After a heat wave and a juggling the kids being home for summer I have managed to get going on my next large pirate themed prop for my channel. This chest has been a ton of work, but it's coming together real nice! Net week I am adding the treasure and some additional aging to make it look authentic as possible!

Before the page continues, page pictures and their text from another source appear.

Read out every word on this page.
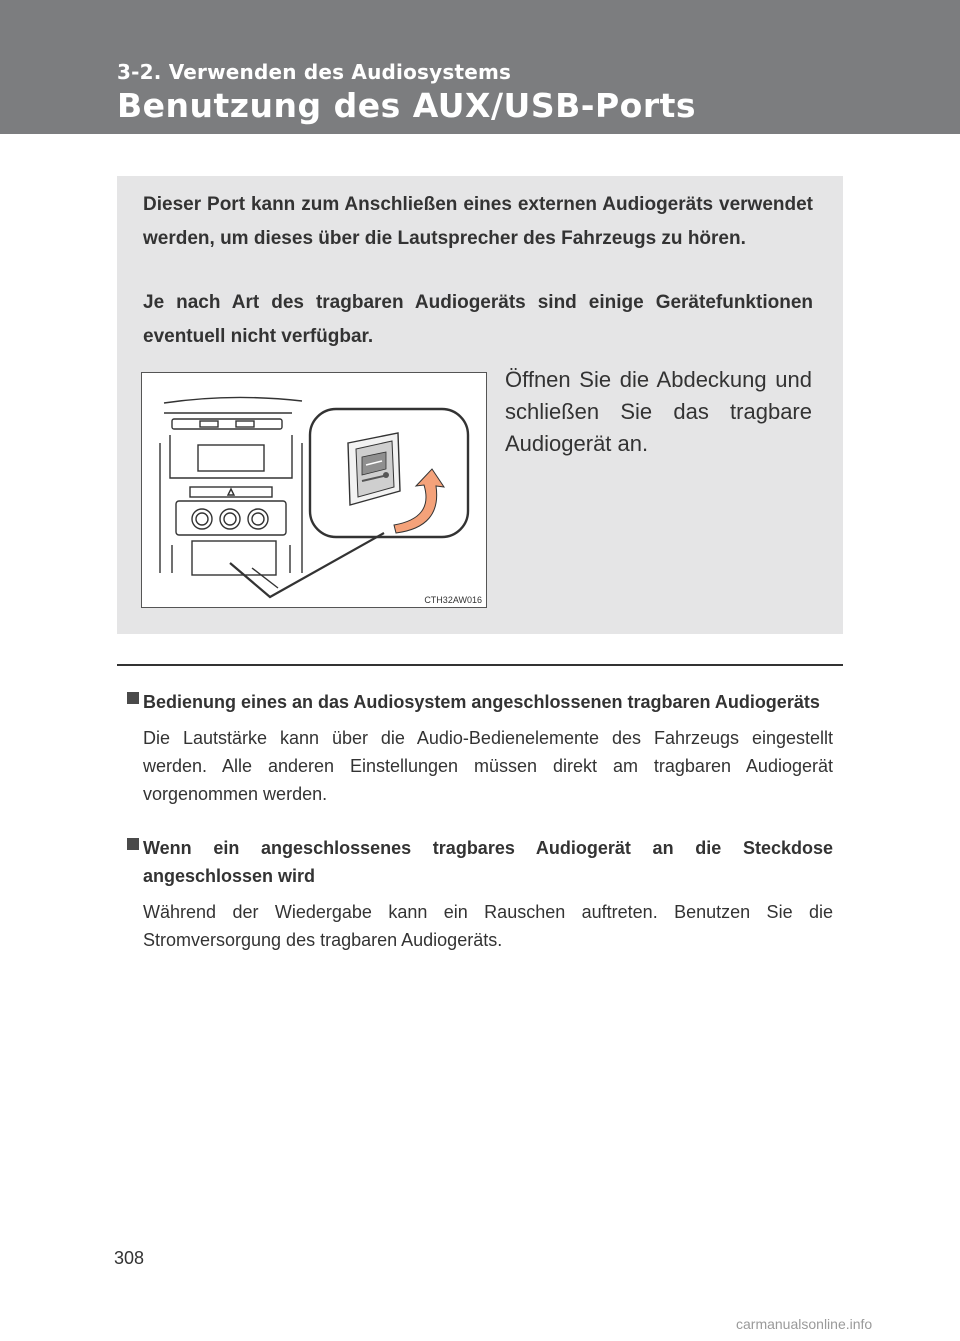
3-2. Verwenden des Audiosystems
Benutzung des AUX/USB-Ports

Dieser Port kann zum Anschließen eines externen Audiogeräts verwendet werden, um dieses über die Lautsprecher des Fahrzeugs zu hören.

Je nach Art des tragbaren Audiogeräts sind einige Gerätefunktionen eventuell nicht verfügbar.

CTH32AW016

Öffnen Sie die Abdeckung und schließen Sie das tragbare Audiogerät an.

Bedienung eines an das Audiosystem angeschlossenen tragbaren Audiogeräts

Die Lautstärke kann über die Audio-Bedienelemente des Fahrzeugs eingestellt werden. Alle anderen Einstellungen müssen direkt am tragbaren Audiogerät vorgenommen werden.

Wenn ein angeschlossenes tragbares Audiogerät an die Steckdose angeschlossen wird

Während der Wiedergabe kann ein Rauschen auftreten. Benutzen Sie die Stromversorgung des tragbaren Audiogeräts.

308
carmanualsonline.info
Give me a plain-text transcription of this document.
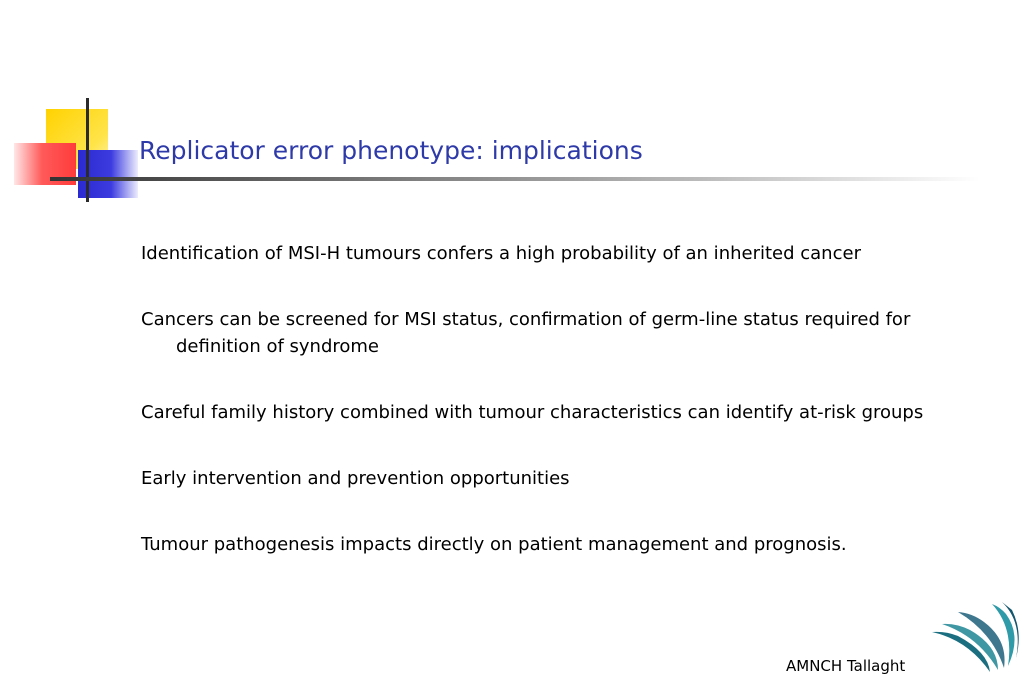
Replicator error phenotype: implications
Identification of MSI-H tumours confers a high probability of an inherited cancer
Cancers can be screened for MSI status, confirmation of germ-line status required for definition of syndrome
Careful family history combined with tumour characteristics can identify at-risk groups
Early intervention and prevention opportunities
Tumour pathogenesis impacts directly on patient management and prognosis.
AMNCH Tallaght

Hope you enjoy the journey if you end up watching!

-Samhain

Part I:





Part II:


----------



## RoxyBlue (Oct 6, 2008)

That is one beautiful pirate chest.


----------



## SamhainPropworks (Nov 15, 2019)

RoxyBlue said:


> That is one beautiful pirate chest.


Thanks Roxy! I think I overdid the size just a tiny bit.... and by a tiny bit I mean a lot. The thing is massive, which in turn made everything on it take more work.. I have enjoyed it, but am glad this week is the final video of the build. lol


----------



## stick (Jan 21, 2009)

Another true masterpiece you have made.


----------



## IMU (Apr 8, 2009)

Looks really nice. Now to fill it with some treasure. You know, _someone_ on here posted a quick "tutorial" on casting your own pirate doubloons. They would look pretty good in your treasure chest if you ask me.


----------



## SamhainPropworks (Nov 15, 2019)

A bit of a sneak peek on this weeks video. I went with simple poker chips, It uses SOOOO many. I may add some sculpted coins at a later date, but the poker chips did great for the time being


----------



## ZombieBride (May 14, 2018)

Lovely work SP!


----------



## hauntedeve (Aug 12, 2010)

Very nicely done! Excellent paint job on the chest and treasure.


----------



## SamhainPropworks (Nov 15, 2019)

I have now finished it up with a fully functioning EVA foam lock! I am now completely done with that chest! lol. Been fun build though.


----------



## RoxyBlue (Oct 6, 2008)

Really clever!


----------



## Atticus Finch (Aug 16, 2021)

Very nice work! I'm working on a pirate themed haunt this year and this gave me some good inspiration.


----------



## Daphne (Oct 18, 2006)

Great work! Glad to know I’m not the only one that has had a prop size get away from me. Living that dream right now ha ha! This turned out really well.


----------



## SamhainPropworks (Nov 15, 2019)

Lol, thanks all! It was a interesting build to say the least. Now my living room wall is being converted into a arched wall.. I love this time of year, and I set it up where my fall decor rolls into my halloween decor. Allows me to start decorating at the beginning of September! lol


----------



## Headless (Sep 4, 2011)

WOW that is an awesome chest! Well done!


----------